Governor Snyder, a Republican, has nevertheless denied that the water crisis in Flint, a predominantly Black and poor city, is an instance of environmental racism. As Scott Bixby reported in a January 22, 2016, article for the Guardian:

Michigan's embattled governor, Rick Snyder, declared on Friday morning that despite assertions to the contrary, the Flint water crisis is "absolutely not" a case of environmental racism.

In an interview on MSNBC's Morning Joe, the Republican governor acknowledged "major failures" on the part of the state's government in addressing the lead contamination that has poisoned thousands of residents of Flint, Michigan, but strongly resisted charges that racism was one of those failures.

"I've made a focused effort since before I started in office to say we need to work hard to help people that have the greatest need," Snyder said. "This was a terrible tragedy. These people work for me. And that's why it was important to accept responsibility, and my focus is on fixing this problem."

For many observers, however, Governor Snyder's characterization of the situation as simply a bureaucratic problem does not add up. Despite overwhelming evidence of a serious problem, state officials took no action while the residents of Flint were poisoned. Skeptics have asked, "Could this have happened in an affluent white suburb?" As journalist Jaimee Smith argued in a January 24, 2016, article for theGrio.com, the crisis in Flint fits into a broad, nationwide pattern of systemic neglect for the health and safety of people of color and the poor:

The water crisis in Flint, Michigan is more than just a natural disaster or a series of unfortunate, environmental events—it is an inexcusable, egregious human and health rights violation against a majority Black city, where 56 percent of the population is African-American....

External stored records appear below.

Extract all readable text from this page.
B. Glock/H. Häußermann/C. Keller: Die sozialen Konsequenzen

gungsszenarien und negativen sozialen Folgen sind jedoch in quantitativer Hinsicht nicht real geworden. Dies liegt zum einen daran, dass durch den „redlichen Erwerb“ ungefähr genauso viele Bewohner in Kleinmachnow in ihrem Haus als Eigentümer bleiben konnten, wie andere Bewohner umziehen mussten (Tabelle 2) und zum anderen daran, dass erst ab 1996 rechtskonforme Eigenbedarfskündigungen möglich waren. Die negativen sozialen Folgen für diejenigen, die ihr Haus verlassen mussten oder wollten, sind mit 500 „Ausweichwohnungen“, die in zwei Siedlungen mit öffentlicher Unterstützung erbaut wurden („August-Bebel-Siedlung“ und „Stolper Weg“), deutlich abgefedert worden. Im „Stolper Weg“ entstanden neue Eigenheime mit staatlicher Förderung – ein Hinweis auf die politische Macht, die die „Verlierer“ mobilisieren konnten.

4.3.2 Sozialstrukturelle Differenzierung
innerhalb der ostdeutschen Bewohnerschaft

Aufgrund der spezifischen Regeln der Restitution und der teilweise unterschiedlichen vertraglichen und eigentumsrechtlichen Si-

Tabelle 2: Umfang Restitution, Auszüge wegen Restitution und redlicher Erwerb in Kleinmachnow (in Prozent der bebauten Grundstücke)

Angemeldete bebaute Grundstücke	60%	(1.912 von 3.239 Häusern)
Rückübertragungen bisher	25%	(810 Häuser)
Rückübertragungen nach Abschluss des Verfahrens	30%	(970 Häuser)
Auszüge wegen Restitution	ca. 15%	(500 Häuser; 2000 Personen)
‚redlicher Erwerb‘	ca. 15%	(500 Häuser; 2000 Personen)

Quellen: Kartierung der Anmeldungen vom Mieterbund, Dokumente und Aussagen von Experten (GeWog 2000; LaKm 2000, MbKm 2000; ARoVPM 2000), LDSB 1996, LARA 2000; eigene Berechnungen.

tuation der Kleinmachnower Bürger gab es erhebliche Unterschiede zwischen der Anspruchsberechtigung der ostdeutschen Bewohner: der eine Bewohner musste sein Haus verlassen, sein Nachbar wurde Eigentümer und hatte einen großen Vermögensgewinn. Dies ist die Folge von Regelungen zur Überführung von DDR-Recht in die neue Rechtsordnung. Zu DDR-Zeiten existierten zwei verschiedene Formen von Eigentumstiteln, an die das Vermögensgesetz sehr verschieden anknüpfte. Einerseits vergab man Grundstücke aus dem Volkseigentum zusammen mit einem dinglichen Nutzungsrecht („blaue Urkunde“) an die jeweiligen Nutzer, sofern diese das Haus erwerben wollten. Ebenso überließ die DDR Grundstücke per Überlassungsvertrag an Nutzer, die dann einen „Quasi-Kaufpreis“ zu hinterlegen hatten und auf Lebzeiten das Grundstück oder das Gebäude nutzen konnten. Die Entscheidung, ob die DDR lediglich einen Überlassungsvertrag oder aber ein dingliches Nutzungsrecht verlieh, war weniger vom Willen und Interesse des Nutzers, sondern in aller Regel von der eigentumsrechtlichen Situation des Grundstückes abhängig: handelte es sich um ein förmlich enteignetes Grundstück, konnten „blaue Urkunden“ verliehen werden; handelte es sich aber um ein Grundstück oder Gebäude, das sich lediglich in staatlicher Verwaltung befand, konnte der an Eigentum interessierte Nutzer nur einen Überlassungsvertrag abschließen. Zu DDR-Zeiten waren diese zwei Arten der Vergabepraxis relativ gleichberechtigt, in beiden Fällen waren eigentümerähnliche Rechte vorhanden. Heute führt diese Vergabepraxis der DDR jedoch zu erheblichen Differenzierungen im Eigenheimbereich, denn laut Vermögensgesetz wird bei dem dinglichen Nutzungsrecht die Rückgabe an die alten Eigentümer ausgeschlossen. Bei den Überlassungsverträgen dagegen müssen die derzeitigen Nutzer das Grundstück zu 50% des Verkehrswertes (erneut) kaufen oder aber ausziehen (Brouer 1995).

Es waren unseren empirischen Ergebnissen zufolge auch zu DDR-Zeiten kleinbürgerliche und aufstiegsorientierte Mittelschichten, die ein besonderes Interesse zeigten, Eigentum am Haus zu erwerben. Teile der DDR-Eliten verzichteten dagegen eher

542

Unfortunately, Flint is not the only city where African-Americans and people of color are suffering from the onslaught of environmental racism and discrimination. Detroit schools are so heavily infested with rats, roaches and mold that more than 85 schools closed on Wednesday, as teachers staged a sickout in protest to the deplorable conditions. In Baltimore, the levels of lead poisoning among children is three times the national rate. Before Freddie Gray became a victim of racialized state violence in Baltimore, he too was a victim of lead poisoning as a young child; tests showed that his blood lead levels were as high as seven times the reference level given by the Centers for Disease Control.

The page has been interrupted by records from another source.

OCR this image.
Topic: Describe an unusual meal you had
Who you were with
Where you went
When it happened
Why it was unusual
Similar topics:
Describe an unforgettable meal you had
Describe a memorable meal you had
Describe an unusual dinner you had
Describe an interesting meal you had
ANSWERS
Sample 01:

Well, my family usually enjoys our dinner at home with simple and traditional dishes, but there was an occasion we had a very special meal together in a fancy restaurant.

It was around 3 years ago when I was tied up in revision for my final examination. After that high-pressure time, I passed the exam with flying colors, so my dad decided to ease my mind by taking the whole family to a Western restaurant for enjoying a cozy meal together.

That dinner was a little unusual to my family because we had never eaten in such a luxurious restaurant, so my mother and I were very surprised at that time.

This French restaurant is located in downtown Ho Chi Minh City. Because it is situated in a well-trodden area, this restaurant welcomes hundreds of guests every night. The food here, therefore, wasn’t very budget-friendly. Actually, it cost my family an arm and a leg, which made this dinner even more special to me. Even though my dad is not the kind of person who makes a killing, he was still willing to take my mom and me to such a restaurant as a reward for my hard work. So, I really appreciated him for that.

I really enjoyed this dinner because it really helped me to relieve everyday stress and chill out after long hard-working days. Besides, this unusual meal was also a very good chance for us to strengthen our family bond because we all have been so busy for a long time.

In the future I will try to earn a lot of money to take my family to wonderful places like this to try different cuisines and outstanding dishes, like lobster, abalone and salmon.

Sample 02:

Based on such evidence, advocates of environmental justice conclude that if future cases of environmental racism are to be prevented it will require community members coming together to demand change.



For Discussion

  1. How much of the material in this reading was new to you, and how much was already familiar? Do you have any questions about what you read
  2. Governor Rick Snyder does not see the Flint crisis as a case of environmental racism. What is his position?
  3. How do advocates of environmental justice respond? Why do they see environmental racism at work in this instance?
  4. If officials are working to address the crisis in Flint, does it matter whether we call it "environmental racism"? Why or why not?
  5. Do you think that understanding the concepts of environmental racism and environmental justice make it more likely that we can prevent crises like that in Flint in the future?



Extension Activity

Assign students to research charges of environmental racism in their community or region.  Ask them to come to the next class with a brief description of the concern, and a list of what groups, if any, are working to address it. 

When the class reconvenes, ask students to share what they've learned. Guide the class in selecting one of the charges of environmental racism to research.  Help them develop research questions and a strategy for answering those questions.  This might include interviewing activists who are organizing on the issue.  Once students have completed their research, encourage them to publicize their findings.